People Who Are Addicted To Music
by chris steffan
When conducting a postmortem on a Metallica set, it’s all about the outliers. It’s a given that they will perform “For Whom the Bell Tolls,” “Master of Puppets,” “Enter Sandman” and so forth, often in the same sequence. So for a band with such a dedicated fan base that combs over setlists nightly, the attention often goes immediately to the rarities, and Metallica’s headlining set on the final night of Orion Music + More produced a handful.
After delivering a complete Kill ‘Em All set the previous day, dragging out “Phantom Lord” again wouldn’t have seemed quite as special, so the band looked to relatively more recent years for the deep cuts. The most obscure song of the evening was the 1997 track “Carpe Diem Baby,” a slowly creeping track from Reload that had only been performed once before and was likely not at the top of many lists of dream songs, but acquitted itself well enough live, despite the audience’s general unfamiliarity with it. James Hetfield acknowledged the riskiness of the choice by declaring, “Now you’ve had it live, whether you liked it or not.” The Napster feud-initiating “I Disappear” was better received, but it was when the band locked into the careening second half of “The Day that Never Comes” from Death Magnetic that it looked like they were having the most fun.
Metallica gave a nod to local hero Bob Seger with its cover of “Turn the Page,” which begged the question of what else Bob had to do instead of showing up to sing the song himself.

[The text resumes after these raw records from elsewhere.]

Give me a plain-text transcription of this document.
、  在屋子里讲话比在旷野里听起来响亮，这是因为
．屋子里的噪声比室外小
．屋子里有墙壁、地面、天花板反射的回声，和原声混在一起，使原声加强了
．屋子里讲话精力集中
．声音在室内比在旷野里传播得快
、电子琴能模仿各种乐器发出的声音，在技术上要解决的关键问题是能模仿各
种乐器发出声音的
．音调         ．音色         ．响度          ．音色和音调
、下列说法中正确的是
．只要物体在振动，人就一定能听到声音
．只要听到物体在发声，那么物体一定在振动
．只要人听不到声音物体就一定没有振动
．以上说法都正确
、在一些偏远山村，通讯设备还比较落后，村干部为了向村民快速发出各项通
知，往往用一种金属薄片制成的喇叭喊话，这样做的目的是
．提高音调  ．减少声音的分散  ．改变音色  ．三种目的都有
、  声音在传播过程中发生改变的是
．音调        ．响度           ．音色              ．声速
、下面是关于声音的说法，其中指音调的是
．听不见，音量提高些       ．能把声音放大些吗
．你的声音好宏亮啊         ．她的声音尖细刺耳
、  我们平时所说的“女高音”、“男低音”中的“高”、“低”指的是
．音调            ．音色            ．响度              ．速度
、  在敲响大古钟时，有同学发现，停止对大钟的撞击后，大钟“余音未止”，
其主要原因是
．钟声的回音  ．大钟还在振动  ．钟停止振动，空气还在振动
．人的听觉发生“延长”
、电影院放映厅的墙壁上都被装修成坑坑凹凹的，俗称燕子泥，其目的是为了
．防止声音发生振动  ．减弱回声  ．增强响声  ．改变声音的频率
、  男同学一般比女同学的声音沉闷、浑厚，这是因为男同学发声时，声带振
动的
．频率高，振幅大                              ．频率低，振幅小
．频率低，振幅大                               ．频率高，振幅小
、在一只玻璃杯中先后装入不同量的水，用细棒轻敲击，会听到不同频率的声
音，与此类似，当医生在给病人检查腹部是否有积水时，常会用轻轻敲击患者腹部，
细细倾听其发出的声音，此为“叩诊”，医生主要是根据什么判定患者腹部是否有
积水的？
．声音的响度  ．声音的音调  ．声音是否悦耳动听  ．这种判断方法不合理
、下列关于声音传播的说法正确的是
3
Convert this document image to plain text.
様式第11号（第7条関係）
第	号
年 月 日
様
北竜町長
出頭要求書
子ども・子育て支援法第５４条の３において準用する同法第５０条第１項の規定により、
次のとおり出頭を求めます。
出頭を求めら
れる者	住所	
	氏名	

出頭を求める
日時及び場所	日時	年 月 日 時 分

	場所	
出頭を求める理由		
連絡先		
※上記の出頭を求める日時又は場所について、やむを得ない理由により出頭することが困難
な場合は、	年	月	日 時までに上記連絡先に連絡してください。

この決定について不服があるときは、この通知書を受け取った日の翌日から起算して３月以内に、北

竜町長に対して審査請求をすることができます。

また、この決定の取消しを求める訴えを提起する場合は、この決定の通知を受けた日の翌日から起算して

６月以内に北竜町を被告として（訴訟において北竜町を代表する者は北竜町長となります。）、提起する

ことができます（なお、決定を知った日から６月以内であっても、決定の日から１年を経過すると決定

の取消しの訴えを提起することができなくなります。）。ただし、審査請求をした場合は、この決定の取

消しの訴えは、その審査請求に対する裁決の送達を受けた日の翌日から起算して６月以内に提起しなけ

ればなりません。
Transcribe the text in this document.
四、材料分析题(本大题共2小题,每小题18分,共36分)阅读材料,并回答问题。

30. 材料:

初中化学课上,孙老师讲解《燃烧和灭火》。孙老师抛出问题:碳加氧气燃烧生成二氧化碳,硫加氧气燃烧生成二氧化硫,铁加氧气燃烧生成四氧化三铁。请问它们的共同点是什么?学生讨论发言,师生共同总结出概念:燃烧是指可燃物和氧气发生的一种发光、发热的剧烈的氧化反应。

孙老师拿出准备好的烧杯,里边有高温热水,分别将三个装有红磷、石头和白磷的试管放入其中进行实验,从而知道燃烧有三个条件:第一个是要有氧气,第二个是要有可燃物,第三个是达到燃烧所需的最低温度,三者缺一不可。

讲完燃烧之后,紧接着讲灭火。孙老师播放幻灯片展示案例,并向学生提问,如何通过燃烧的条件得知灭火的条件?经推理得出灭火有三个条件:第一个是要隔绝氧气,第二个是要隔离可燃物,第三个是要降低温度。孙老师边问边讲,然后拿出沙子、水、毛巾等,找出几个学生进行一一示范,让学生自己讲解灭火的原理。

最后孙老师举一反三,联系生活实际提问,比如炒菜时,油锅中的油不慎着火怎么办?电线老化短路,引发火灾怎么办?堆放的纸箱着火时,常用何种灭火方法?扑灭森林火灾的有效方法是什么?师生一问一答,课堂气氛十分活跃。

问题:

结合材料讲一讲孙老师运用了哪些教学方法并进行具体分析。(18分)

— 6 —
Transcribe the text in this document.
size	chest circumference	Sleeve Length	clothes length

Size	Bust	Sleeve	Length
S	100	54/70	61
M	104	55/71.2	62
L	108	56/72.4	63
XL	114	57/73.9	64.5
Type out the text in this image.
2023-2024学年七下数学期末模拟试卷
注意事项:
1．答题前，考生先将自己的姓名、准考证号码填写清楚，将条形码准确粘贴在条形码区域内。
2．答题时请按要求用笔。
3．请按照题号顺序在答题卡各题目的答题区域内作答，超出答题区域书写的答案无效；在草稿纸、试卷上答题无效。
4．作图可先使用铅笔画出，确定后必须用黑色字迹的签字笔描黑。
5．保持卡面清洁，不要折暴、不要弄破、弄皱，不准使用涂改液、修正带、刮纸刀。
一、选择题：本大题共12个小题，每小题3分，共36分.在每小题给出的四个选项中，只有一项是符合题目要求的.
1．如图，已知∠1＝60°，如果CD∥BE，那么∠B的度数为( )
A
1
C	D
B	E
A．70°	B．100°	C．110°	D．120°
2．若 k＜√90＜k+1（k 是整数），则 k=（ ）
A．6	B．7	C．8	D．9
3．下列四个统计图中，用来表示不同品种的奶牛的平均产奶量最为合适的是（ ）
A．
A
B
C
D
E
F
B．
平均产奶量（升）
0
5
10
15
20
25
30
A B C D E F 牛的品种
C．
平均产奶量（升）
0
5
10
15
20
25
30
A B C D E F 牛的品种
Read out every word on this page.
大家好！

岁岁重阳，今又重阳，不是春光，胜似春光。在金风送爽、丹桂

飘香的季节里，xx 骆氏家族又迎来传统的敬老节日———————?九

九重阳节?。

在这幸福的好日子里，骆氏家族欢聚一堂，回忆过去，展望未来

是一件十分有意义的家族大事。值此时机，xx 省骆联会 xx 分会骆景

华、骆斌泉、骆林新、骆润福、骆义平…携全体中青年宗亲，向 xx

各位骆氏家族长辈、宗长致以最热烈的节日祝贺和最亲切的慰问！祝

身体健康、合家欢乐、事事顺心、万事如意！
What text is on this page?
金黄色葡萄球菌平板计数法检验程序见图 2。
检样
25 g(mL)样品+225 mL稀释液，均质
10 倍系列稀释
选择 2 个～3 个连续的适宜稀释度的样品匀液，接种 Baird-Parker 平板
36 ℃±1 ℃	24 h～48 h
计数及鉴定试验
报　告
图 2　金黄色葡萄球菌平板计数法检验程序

And unlike last year, they actually performed the titular song of the Orion Festival, which was a somewhat ballsy move, inserting a lengthy, two-part instrumental in the middle of a mostly otherwise hits-packed set.
Notably missing from the show-opening “Blackened” was the pyrotechnic overload that typically accompanies the song, and the lack of special effects was nearly jarring in their absence for nearly a dozen songs until abundant fireworks, lasers and plumes of flame finally accompanied “One” and “Battery.” Musically, the band was on point throughout the night, anchored by James Hetfield’s impeccable rhythm guitar playing, particularly on the lengthy and infrequently-performed Master of Puppets cut “Disposable Heroes.”
The second-largest audience was held by the Deftones, who delivered a punishingly loud set that covered the majority of the band’s albums, from its 1995 debut to last year’s Koi No Yokan. Chino Moreno shredded his vocal cords on the Grammy-winning “Elite” from 2000’s White Pony, while also delving into more gentle, melodic territory on one of the new songs, the nearly seven-minute “Rosemary.” Before the Deftones set, Moreno pondered the parallels between his band and Metallica over the last 10 years.
“I’ve watched them become more of a solid band,” he said, referencing the time passed since the two shared a bill on the 2003 Summer Sanitarium tour. “I know we were a fucking wreck right then, too. When Metallica was worst was when they were uninspired, and you could kind of tell. I think we went through that stage for a few years and maybe a couple of records, but I feel like we got it back pretty much after [late Deftones bassist] Chi [Cheng]’s accident, that shook us up. I don’t know what shook up Metallica, but it seems like they got their shit together.”
Other Sunday highlights included the elaborate costuming of three-piece dubstep group Destroid, which wore full-body outfits covered in LEDs that called to mind the cinematic image of the faceless police force of a dystopian cyberpunk future. The EDM tent did bustling business throughout the weekend, as shirtless metalheads with full-chest Slipknot tattoos happily danced alongside the club kids into noisy oblivion. Vista Chino, half of stoner rock legends Kyuss, brought the heavy grooves of the high desert to Detroit with a strong set of classic material. New Jersey’s Dillinger Escape Plan, who on any given night are the most dangerous band to take the stage anywhere, were reduced to a more subdued four-piece following a hand injury to guitarist and band founder Ben Weinman, who watched the set from a chair onstage and gave his band scores on every song.
Now Metallica is left to count the beans and decide whether Belle Isle is a suitable location to permanently host the Orion Fest. The festival added a fifth stage this year, and their proximity to one another led to sound bleeding over between stages. On the upside, the school bus shuttle system between the island and a downtown Detroit convention center seemed to run more smoothly on Sunday following a rocky first day. But based on the number of attendees wearing shirts from last year’s Atlantic City-hosted event, the diehards will follow Metallica wherever they decide to plant their festival.